A chaque crise les mêmes effets, nous avions connu au moment du 11 septembre 2001 un nombre incalculable de théories conspirationnistes qui servaient des causes diverses et variées. Dans la plupart des cas, ces théories qui ont pour point commun de ne pas avoir de fondement, sont moquées par les médias de tous horizons. Avec le Covid-19, on observe que ceux qui traitent ces théories avec le juste mépris qui leur revient sont en fait les mêmes qui adhèrent à tout un tas d'idées préconçues qu'ils relaient sans vergogne. 

Aujourd'hui, en Israël, le maniement des chiffres du Covid-19 sert à la décrédibilisation du monde religieux. Combien de fois les titres catastrophes "nombre de contaminés " sont directement associés à la photo d'un 'hassid ultra- orthodoxe de Bnei Brak ou de Mea Shearim ? En illustrant quotidiennement les statistiques les plus anxiogènes depuis un siècle par une photo représentant les villes orthodoxes, on fait une exploitation politique du virus. D'une part on incrimine subrepticement la responsabilité du monde religieux pour expliquer la situation israélienne, et d'autre part on tient pour acquis l'incapacité des religieux à appliquer des règles élémentaires. 

Le vice cognitif a été étudié par des sociologues depuis des dizaines d'années déjà. Accoler une statistique, c’est-à-dire une donnée objective (un nombre, un taux) à une photo illustrative qui résume à un élément une réalité complexe, est un procédé fallacieux qui permet de faire impunément un travail de sape avec le glaive du saint nom "droit à l'information" entre les dents. On ne peut que déplorer de voir que le sens de la mesure et de l'éthique soient restés de grands principes vains à l'heure où les citoyens demandent à être informés comme jamais. 
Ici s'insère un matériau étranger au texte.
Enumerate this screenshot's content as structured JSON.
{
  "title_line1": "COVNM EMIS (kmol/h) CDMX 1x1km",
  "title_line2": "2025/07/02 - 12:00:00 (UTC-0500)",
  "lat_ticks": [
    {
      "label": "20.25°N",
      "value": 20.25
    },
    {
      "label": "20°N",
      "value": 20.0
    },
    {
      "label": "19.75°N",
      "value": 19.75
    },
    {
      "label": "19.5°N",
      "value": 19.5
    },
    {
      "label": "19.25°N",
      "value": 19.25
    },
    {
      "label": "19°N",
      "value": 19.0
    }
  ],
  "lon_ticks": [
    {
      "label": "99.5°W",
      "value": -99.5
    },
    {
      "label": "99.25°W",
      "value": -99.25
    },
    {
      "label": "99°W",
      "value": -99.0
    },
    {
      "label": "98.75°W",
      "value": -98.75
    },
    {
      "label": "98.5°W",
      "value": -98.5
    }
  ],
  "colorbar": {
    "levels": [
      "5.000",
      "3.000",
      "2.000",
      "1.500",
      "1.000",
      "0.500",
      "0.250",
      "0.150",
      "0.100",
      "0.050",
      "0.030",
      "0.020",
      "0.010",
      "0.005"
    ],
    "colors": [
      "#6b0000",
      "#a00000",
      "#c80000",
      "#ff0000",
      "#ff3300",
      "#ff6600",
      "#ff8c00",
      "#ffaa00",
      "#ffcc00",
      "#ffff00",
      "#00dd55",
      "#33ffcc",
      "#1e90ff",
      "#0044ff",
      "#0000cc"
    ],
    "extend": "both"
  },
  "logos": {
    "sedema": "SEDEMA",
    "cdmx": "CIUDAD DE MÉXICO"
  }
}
Penchons-nous sur la raison pour laquelle les statistiques de Kokhav Yaakov et Efrat passent-elles si inaperçues. Il est curieux de constater que ces villes n'incitent pas les journaux israéliens, francophones ou français à varier leurs Unes alors qu'ils ont depuis plus d'un mois la possibilité de sortir du ghetto. Rendre à son lecteur sa liberté de penser et sa capacité de discernement ne fait-il pas parti des principes déontologiques de base sur laquelle un journaliste fait reposer sa prestigieuse vocation ? 

Malheureusement, les chiffres de Kokhav Yaakov hissent la bourgade à égalité avec celle de Ela'd, troisième ville du pays dans les contaminés par habitant avec 685 cas pour 100,000 habitants. Efrat a même été pendant plusieurs jours classée première de cette triste liste. Ce mutisme assourdissant aurait mérité qu'on s'y intéresse. 

Tous les journaux sans exception parlent de nombre de contaminés ou de nombre de contaminés rapportés à la population. En réalité, il est étonnant de voir que les chiffres qui circulent ne sont pas pondérés par le facteur "familial" : lorsqu'un cas de Coronavirus se déclare, la plupart du temps des membres de la famille ont déjà été infectés avant même la mise en quarantaine. De plus, les mesures les plus strictes ne suffisent pas toujours à éviter la propagation du virus au sein de la famille : l'impact statistique d'une même contamination n'est pas le même lorsque la famille cible a 10 enfants ou seulement 2 enfants. 

Pour avoir une vue objective de la situation, il faudrait que le ministère de la Santé communique le nombre de foyers d'infections plutôt que le nombre de contaminés et parallèlement à cela, le taux de tests effectués par ville. 

Si les chiffres sont si mauvais dans les villes orthodoxes c'est aussi parce que le gouvernement donne des moyens supérieurs à ces villes là pour détecter le virus. En effet, les interactions sociales y sont tellement nombreuses que le virus menace très fortement ces populations jeunes qui vivent dans un espace confiné où qu'ils soient (habitation, synagogue, Yéchiva, Collel, commerces). 

Pour conclure, les chiffres très sommaires communiqués par le Ministère de la Santé n'expliquent rien de ce qui se passe dans la société israélienne. Cette absence d'informations permet justement de véhiculer des idées non argumentées qui frôlent avec les théories du complot. Est-ce qu'il serait venu à l'idée du monde religieux d'arrêter le curseur à un instant T pour dire, au début de l'épidémie, que le virus se répandait très largement chez des voyageurs non religieux ? C'est aberrant de non-sens. Nous partageons tous un destin commun et, au lieu de sortir grandi d'une épreuve collective, bon nombre utilisent le sentiment de panique générale pour jeter l'opprobre sur une partie du peuple Juif sans aucune preuve ni aucun fondement scientifique.